Eric Chevillard. Démolir Nisard. Minuit, 176 p. (en librairie le 7 sept.)
On aurait pu croire Jean Marie Napoléon Désiré Nisard tout droit issu des cauchemars d'Eric Chevillard, comme le fut Thomas Pilaster dont il analysa l'œuvre posthume. Mais Google nous apprend que ce critique, né en 1806 et mort en 1888, fut professeur d'éloquence, député, sénateur, membre de l'Académie des inscriptions et belles-lettres. On peut même lire sur Internet, et en s'armant d'une longue patience, son discours de réception en réponse à celui d'Alfred de Musset. Et son pamphlet, Contre la littérature facile, a été réédité en 2003 aux Mille et une nuits.
Dans ce farouche adversaire des romantiques et particulièrement de Victor Hugo, Eric Chevillard a reconnu son ennemi personnel. Démolir Nisard, tel est son propos. On l'avait déjà vu s'attaquer avec courage et bonheur à l'académisme au travers des notes en bas de page et de L'Œuvre posthume de Thomas Pilaster. A ses côtés, dans son combat, une belle jeune femme, Métilde, s'étonne d'abord de tant d'énergie dérobée au présent pour la diriger contre ce peu désirable Désiré.
Depuis Mourir m'enrhume en 1978, Eric Chevillard a publié quatorze romans (tous chez Minuit), explorant avec audace des registres peu fréquentés. Parmi les derniers, un ouvrage délicieux, Du Hérisson (2002). L'animal piquant traçait, en hantant sa table de travail, un portrait crypté de l'écrivain. Le Vaillant Petit Tailleur (2003) caracolait au rythme des enchaînements vertigineux dont Chevillard a le secret, réinterprétant le conte recueilli par les frères Grimm. Enfin, en 2005, Oreille rouge, écrit suite à une résidence d'écriture au Mali, recensait de façon hilarante les stéréotypes, les peurs, les fantasmes que l'Afrique éveille en tout Occidental, a fortiori quand il a pour mission d'exprimer en un poème toute l'essence du continent noir!
Oreille rouge est le plus évidemment autobiographique des livres de Chevillard, même s'il a semé dans les autres de minuscules cailloux qui peuvent servir à dessiner une image de l'auteur.
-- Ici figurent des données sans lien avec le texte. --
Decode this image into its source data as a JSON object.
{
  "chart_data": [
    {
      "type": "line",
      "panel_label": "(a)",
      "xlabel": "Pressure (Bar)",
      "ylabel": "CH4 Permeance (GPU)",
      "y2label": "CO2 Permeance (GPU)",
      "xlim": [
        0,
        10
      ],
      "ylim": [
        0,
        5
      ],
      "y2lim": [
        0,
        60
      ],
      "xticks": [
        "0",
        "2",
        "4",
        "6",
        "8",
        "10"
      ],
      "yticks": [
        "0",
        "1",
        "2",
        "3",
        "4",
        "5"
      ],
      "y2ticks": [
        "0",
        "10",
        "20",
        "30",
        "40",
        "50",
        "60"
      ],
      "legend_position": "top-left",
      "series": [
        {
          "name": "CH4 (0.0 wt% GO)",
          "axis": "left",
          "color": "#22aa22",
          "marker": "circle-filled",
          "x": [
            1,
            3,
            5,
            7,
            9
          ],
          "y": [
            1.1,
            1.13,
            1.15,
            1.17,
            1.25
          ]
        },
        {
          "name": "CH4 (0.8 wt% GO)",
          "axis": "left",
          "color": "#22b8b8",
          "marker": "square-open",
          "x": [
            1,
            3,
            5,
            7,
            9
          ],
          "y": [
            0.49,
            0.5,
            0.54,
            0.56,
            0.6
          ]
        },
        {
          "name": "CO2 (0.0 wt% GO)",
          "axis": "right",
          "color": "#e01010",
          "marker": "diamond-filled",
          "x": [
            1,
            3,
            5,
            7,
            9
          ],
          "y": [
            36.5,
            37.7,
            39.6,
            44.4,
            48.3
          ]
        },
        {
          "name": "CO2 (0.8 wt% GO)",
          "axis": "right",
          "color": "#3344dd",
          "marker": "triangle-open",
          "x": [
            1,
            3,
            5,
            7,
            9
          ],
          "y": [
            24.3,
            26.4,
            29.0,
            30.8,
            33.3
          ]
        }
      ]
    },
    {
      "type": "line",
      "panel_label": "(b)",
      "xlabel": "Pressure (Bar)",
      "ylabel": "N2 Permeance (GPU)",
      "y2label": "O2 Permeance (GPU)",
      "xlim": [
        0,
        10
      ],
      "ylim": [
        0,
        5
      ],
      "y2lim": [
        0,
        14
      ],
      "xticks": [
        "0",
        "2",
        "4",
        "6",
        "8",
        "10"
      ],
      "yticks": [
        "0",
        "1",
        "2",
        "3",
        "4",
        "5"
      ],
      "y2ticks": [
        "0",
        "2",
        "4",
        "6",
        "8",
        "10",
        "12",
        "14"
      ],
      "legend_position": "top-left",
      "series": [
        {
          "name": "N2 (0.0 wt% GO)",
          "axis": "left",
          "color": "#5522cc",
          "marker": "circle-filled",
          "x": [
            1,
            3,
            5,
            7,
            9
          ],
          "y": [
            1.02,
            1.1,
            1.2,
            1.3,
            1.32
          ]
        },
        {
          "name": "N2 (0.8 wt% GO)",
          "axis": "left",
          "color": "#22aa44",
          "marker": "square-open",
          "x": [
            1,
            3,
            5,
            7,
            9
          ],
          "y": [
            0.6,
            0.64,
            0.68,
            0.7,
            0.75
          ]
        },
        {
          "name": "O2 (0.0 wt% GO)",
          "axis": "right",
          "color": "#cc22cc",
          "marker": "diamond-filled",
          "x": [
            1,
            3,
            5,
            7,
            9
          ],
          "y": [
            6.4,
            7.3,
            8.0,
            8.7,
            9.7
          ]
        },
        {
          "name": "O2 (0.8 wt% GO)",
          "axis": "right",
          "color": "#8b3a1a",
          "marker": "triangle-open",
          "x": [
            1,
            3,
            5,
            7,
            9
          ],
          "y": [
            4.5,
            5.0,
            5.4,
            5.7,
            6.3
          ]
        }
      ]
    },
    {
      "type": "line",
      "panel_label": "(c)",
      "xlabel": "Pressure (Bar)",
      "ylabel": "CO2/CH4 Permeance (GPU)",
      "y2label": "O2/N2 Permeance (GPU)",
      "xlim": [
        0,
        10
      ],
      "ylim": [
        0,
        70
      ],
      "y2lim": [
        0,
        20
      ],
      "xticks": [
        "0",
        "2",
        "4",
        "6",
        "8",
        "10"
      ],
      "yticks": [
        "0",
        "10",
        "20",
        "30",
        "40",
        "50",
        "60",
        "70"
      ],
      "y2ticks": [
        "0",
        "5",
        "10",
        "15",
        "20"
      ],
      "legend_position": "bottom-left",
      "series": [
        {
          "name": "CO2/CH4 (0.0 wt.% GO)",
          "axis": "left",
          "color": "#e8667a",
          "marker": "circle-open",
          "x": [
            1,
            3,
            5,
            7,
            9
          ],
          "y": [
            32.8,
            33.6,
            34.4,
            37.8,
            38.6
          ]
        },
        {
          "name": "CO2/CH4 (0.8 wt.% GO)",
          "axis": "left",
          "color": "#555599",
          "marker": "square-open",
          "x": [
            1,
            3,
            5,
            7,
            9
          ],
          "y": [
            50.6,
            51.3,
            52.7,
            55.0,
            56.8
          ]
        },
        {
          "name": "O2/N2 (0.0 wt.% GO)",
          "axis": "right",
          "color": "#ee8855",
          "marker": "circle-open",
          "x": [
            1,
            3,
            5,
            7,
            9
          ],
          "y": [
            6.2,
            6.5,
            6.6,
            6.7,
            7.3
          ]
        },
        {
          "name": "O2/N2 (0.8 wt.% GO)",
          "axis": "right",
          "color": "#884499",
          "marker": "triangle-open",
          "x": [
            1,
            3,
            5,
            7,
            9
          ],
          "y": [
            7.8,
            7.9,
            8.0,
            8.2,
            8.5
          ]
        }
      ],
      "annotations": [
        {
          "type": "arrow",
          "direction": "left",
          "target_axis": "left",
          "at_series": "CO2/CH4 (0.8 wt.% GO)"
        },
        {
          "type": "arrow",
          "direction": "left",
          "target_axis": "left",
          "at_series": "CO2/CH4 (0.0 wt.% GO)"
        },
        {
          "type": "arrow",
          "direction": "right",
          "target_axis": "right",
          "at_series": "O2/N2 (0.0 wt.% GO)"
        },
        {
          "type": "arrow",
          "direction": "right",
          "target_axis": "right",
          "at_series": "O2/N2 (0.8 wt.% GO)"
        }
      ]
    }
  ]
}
On peut soupçonner que la haine qui pousse à «démolir Nisard» plonge ses racines dans l'horreur de l'académisme, ancien ou contemporain.
Chevillard exerce sa virtuosité: pour écraser l'infâme, il utilise les armes langagières du cuistre, l'anéantit à coups de citations. Il a recours aux enchaînements hilarants: imagine Nisard tentant de séduire Métilde et tous les châtiments qui s'ensuivraient; décèle le malfaisant sous les avatars les plus divers (chasseur d'éléphant, ministre, assassin); lui invente une enfance ou, mieux, empêche jusqu'à sa naissance. Métilde, un temps convaincue, se lasse.
Mais que se passe-t-il? «Pour se connaître enfin soi-même, il n'est pas de meilleur moyen que de connaître son ennemi»: à force de traquer Nisard, l'auteur, par une suite de métamorphoses dignes de Palafox, cet animal polymorphe, héros d'un prédécent roman, devient son ennemi, endosse son habit d'académicien, s'accroche ses décorations, et dans un geste sacrificiel, finit par se noyer avec lui. Hélas, les Nisard renaissent toujours!